It’s easy to get jaded in the fight business. But even the most cynical follower of the sport had to smile after Jan Blachowicz won the UFC light heavyweight title with a second-round TKO of Dominick Reyes on Fight Island.
For the 37-year-old from Cieszyn, Poland, it wasn’t just the culmination of years of hard work, but a testament to the power of persistence, a sign to all fighters (and all people, for that matter), that getting knocked down is the end of the journey only when you refuse to get back up and fight.
“I just want to show kids to never surrender,” Blachowicz said. “They have to always believe in themselves, and this is the most important thing. If you work hard, believe in yourself, dreams come true. You have to work hard and believe in what you do.”
Blachowicz got knocked down a few times over the course of his UFC career, most notably during a stretch from 2015 to 2017 where he lost four of five fights. But after a majority decision loss to Patrick Cummins in 2017, Blachowicz went back to his former coach, Robert Jocz, and kicked off an 8-1 run capped off by his finish of Reyes. It was a night where he had no doubt about the outcome.
“When I came to Fight Island, everything was perfect,” said Blachowicz. “I felt great, my acclimation was good, my last sparring was amazing. My mental training was really good, my visualization was really good, I did a really good job with weight cutting, and I just felt that the night was going to be my night. It was a long journey for me, a couple losses, wins, then again losses, and finally I came back to my old coach and together we got the title shot. I thought, no, I cannot mess up this thing. I worked for this all my life and finally I'm there. So tonight, I'm gonna win this fight. I don't care who's gonna be over there, how good Dominick is gonna be, on the night, I'm gonna be better.”
UFC 253: Jan Blachowicz Post-Fight Interview
UFC 253: Jan Blachowicz Post-Fight Interview
He was, and you could see it in his eyes from the time he left the locker room. When it was all over, Blachowicz had joined Joanna Jedrzejczyk as the only fighters from Poland to win a UFC championship, and his hometown was ready to celebrate, not only meeting him at the airport, but filling the city center to show their appreciation for their favorite son.
“There were a lot of fans that came to the airport, but when I come to my hometown, it was unbelievable,” he said. “I don't know how many people came to see me at the city center. I think there were more than one thousand people. It was something I couldn't imagine. My whole town came to see me. We watched the fight together, we celebrated together, it was an amazing feeling.”
Even rarer than that, Blachowicz’ fellow fighters came out in force to wish the new champion well and congratulate him on his performance, but then again, that shouldn’t be a surprise considering that the man wielding “The Polish Power” has always been a class act.
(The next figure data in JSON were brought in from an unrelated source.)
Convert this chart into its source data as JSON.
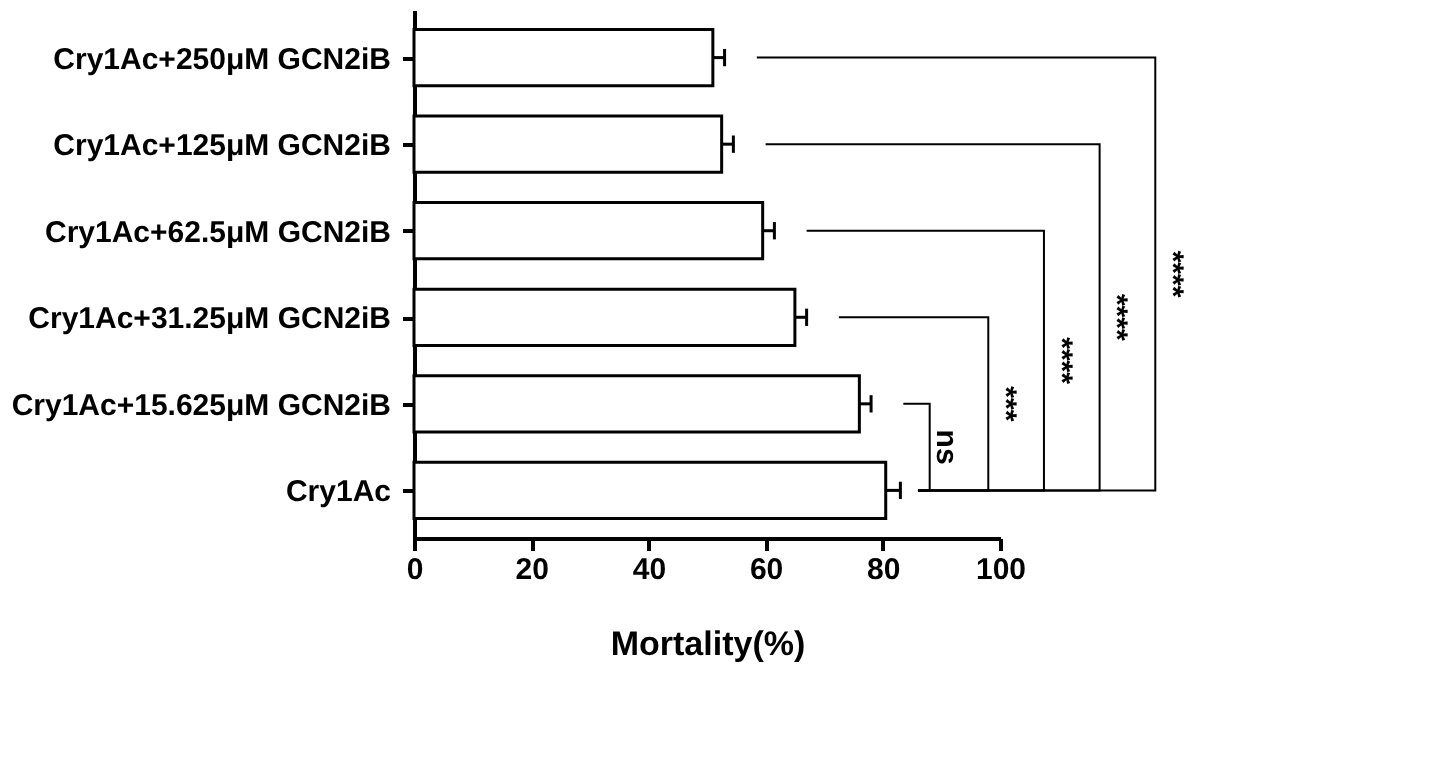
{
  "chart_data": {
    "type": "bar",
    "orientation": "horizontal",
    "xlabel": "Mortality(%)",
    "categories": [
      "Cry1Ac+250μM GCN2iB",
      "Cry1Ac+125μM GCN2iB",
      "Cry1Ac+62.5μM GCN2iB",
      "Cry1Ac+31.25μM GCN2iB",
      "Cry1Ac+15.625μM GCN2iB",
      "Cry1Ac"
    ],
    "values": [
      51,
      52.5,
      59.5,
      65,
      76,
      80.5
    ],
    "errors": [
      2,
      2,
      2,
      2,
      2,
      2.5
    ],
    "color": "#ffffff",
    "xlim": [
      0,
      100
    ],
    "xticks": [
      0,
      20,
      40,
      60,
      80,
      100
    ],
    "grid": false,
    "legend": false,
    "annotations": [
      "****",
      "****",
      "****",
      "***",
      "ns"
    ]
  }
}
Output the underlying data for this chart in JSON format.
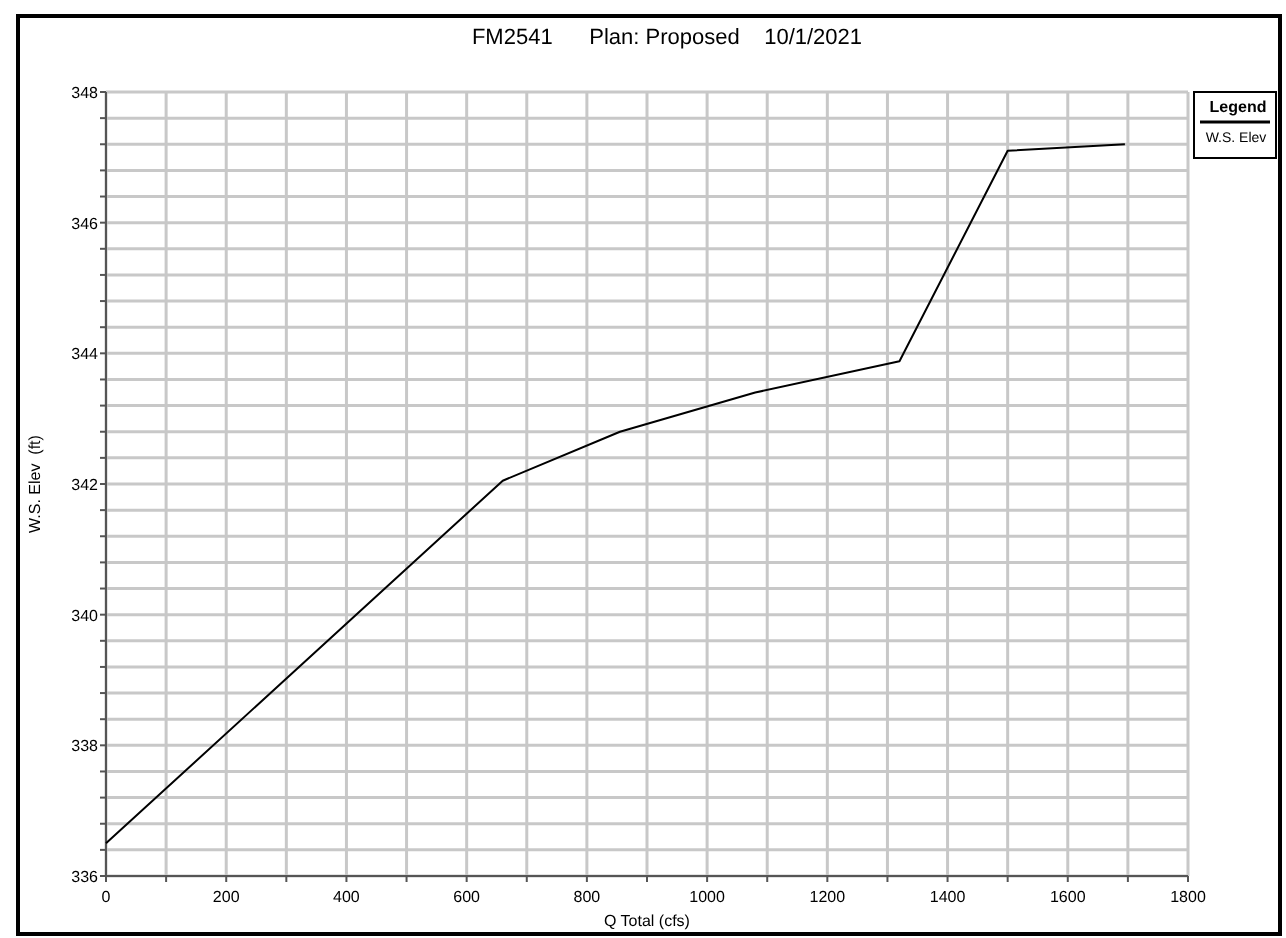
{
  "chart_data": {
    "type": "line",
    "title": "FM2541      Plan: Proposed    10/1/2021",
    "xlabel": "Q Total  (cfs)",
    "ylabel": "W.S. Elev  (ft)",
    "legend_title": "Legend",
    "x": [
      0,
      660,
      855,
      1080,
      1320,
      1500,
      1695
    ],
    "series": [
      {
        "name": "W.S. Elev",
        "color": "#000000",
        "values": [
          336.5,
          342.05,
          342.8,
          343.4,
          343.88,
          347.1,
          347.2
        ]
      }
    ],
    "xlim": [
      0,
      1800
    ],
    "xticks": [
      0,
      {
        "value": 100,
        "label": null
      },
      200,
      {
        "value": 300,
        "label": null
      },
      400,
      {
        "value": 500,
        "label": null
      },
      600,
      {
        "value": 700,
        "label": null
      },
      800,
      {
        "value": 900,
        "label": null
      },
      1000,
      {
        "value": 1100,
        "label": null
      },
      1200,
      {
        "value": 1300,
        "label": null
      },
      1400,
      {
        "value": 1500,
        "label": null
      },
      1600,
      {
        "value": 1700,
        "label": null
      },
      1800
    ],
    "ylim": [
      336,
      348
    ],
    "yticks": [
      336,
      {
        "value": 336.4,
        "label": null
      },
      {
        "value": 336.8,
        "label": null
      },
      {
        "value": 337.2,
        "label": null
      },
      {
        "value": 337.6,
        "label": null
      },
      338,
      {
        "value": 338.4,
        "label": null
      },
      {
        "value": 338.8,
        "label": null
      },
      {
        "value": 339.2,
        "label": null
      },
      {
        "value": 339.6,
        "label": null
      },
      340,
      {
        "value": 340.4,
        "label": null
      },
      {
        "value": 340.8,
        "label": null
      },
      {
        "value": 341.2,
        "label": null
      },
      {
        "value": 341.6,
        "label": null
      },
      342,
      {
        "value": 342.4,
        "label": null
      },
      {
        "value": 342.8,
        "label": null
      },
      {
        "value": 343.2,
        "label": null
      },
      {
        "value": 343.6,
        "label": null
      },
      344,
      {
        "value": 344.4,
        "label": null
      },
      {
        "value": 344.8,
        "label": null
      },
      {
        "value": 345.2,
        "label": null
      },
      {
        "value": 345.6,
        "label": null
      },
      346,
      {
        "value": 346.4,
        "label": null
      },
      {
        "value": 346.8,
        "label": null
      },
      {
        "value": 347.2,
        "label": null
      },
      {
        "value": 347.6,
        "label": null
      },
      348
    ],
    "grid": true,
    "legend": "top right",
    "marker": "none",
    "line_style": "solid"
  }
}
“It's a nice feeling and I think it's because I have respect for them,” Blachowicz said. “I don't use trash talk and stuff like this, I've got respect for everybody and I think they give me respect also. That's why they were happy that I won the title.”
The good news didn’t stop with his UFC 253 win, though, as he and his fiancée Dorota welcomed a son into the world in mid-December. That’s even better than winning the belt for the proud papa.
“I enjoy it,” said Blachowicz of fatherhood, even if he did have to give up his gaming room for the new arrival. “It's a new experience for me, and it's gonna be great.”
Suffice to say that while so many are wishing 2020 never happened, Blachowicz can mark the year off as one of his best ever. He admits it feels a little strange to feel that way, and his heart is with those who didn’t have the kind of year he did.
“This is a weird situation because, for me, this year was amazing, one of the best,” he said. “I won the title, I have a son, everything is really good. I'm looking at a big home right now, so everything is amazing. But when I watch people around me and see the sad faces, it's not good for me. Even when I won the title, I could not celebrate with 20,000 people in the arena. I can celebrate only with my team and a couple of people on Fight Island. It was a great year for me, but I understand the people who didn't enjoy this year like me so much. I'm with them.”
And though he’s enjoyed 2020, the question is, what will 2021 look like for the 205-pound champ?
“Even better,” he laughs. “Defend my belt, once, twice, maybe three times, and then we will see. Maybe I will go to heavyweight, we will see. But first of all, I have to defend the belt a couple times.”